Anima = idea di vita, ciò che è e dà vita, cioé incorruttibile, cioé immortale, cioé eterna
Corpo = idea di morte, ciò che è corruttibile cioè mortale cioè non eterno
L’anima umana per poter cogliere la conoscenza delle cose immutabili ed eterne deve avere natura affine ad esse.
Le idee contrare non possono stare insieme e si escludono a vicenda e non possono combinarsi fra loro. Ad esempio grande e piccolo, caldo e freddo, non possono stare insieme non possono combinarsi fra loro e si escludono a vicenda, sopraggiungendo l’uno l’altro scompare e cede il posto.
Le cose sensibili che partecipano alle loro idee non possono partecipare dell’idea del contrario ad esempio fuoco e freddo … neve e caldo (il fuoco non ammetterà mai in se l’idea del freddo, come la neve non ammetterà mai in se l’idea del caldo). Quindi:
Neve calda è una pura assurdità
Fuoco freddo è una pura assurdità
Anima morta è una pura assurdità
Così l’anima che ha come caratteristica essenziale l’idea della vita non potrà accogliere in se la morte infatti al sopraggiungere della morte del corpo l’anima se ne andrà altrove, ergo l’anima è immortale. Anche il corpo al sopraggiungere della morte si decomporrà. L’idea di morte è contraria dell’idea della vita come la morte è il contrario della vita.
Prima di Platone:
Tutto era orientato ai valori del corpo cioè al mondo sensibile (salute fisica/bellezza del corpo/Essere ricco senza frode/ Giovinezza goduta con gli amici
Dopo Platone:
Tutto viene orientato ai valori dell’anima cioè al mondo intellegibile (Giustizia/temperanza/Fortezza/Santità e Conoscenza); Conoscenza = Virtù
La rivalutazione dei valori tradizionali (del corpo) e la nuova morale ascetica (tendenza a Dio) impone un cambio di Paradigma: dall’uomo che si cura dei valori del corpo, all’uomo che si cura dei valori dell’anima.
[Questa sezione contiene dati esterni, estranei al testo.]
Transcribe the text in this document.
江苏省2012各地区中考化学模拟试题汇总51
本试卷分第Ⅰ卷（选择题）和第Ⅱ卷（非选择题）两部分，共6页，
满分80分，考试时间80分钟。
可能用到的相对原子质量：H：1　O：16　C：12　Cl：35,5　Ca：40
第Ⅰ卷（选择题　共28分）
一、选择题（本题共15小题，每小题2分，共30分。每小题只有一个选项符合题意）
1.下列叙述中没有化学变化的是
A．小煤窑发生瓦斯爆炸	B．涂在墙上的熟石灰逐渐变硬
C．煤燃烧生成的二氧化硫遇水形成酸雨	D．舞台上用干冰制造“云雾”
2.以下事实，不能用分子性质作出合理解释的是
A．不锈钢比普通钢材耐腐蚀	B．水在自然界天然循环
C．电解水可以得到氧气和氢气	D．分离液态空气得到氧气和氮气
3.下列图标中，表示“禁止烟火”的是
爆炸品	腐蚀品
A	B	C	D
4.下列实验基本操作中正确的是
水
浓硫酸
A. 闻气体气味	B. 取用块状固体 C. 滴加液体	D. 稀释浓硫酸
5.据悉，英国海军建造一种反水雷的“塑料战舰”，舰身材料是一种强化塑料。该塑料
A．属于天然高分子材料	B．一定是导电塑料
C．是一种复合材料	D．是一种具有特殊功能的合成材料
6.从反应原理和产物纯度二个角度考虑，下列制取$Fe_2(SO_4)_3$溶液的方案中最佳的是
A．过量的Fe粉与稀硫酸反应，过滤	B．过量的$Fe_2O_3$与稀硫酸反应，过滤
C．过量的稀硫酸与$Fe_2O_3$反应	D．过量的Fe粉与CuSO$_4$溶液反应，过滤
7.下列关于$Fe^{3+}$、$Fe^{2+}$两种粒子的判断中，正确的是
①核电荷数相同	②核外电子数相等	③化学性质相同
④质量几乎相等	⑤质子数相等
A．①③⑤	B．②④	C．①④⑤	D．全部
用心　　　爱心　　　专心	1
Ma adesso è tempo di preparare da mangiare … stasera polenta coi funghi del brasato, che abbiamo avanzato apposta …
E … dopo mangiato: Marisa legge il corriere … ma io questo articolo l’ho già letto … guarda che è il giornale di ieri … che oggi Lunedì di Ferragosto i giornali non escono. Questa sera cambieremo ancora gioco, ieri sera, le donne, hanno perso anche a Monopoli … mi sa che ci conviene tornare a giocare a Scala a 40 almeno in quel gioco, ogni tanto, qualcuna è allietata da una chiusura.






sono passati 6 min dalla 1/2 notte…. siamo al 19 novembre…. non ho mangiato praticamente nulla per il mio problema che è anche il tuo!!!… e ti sembra giusto e corretto farmi vedere certe prelibatezze?????? NON E’ CARINO, me la paghi!!!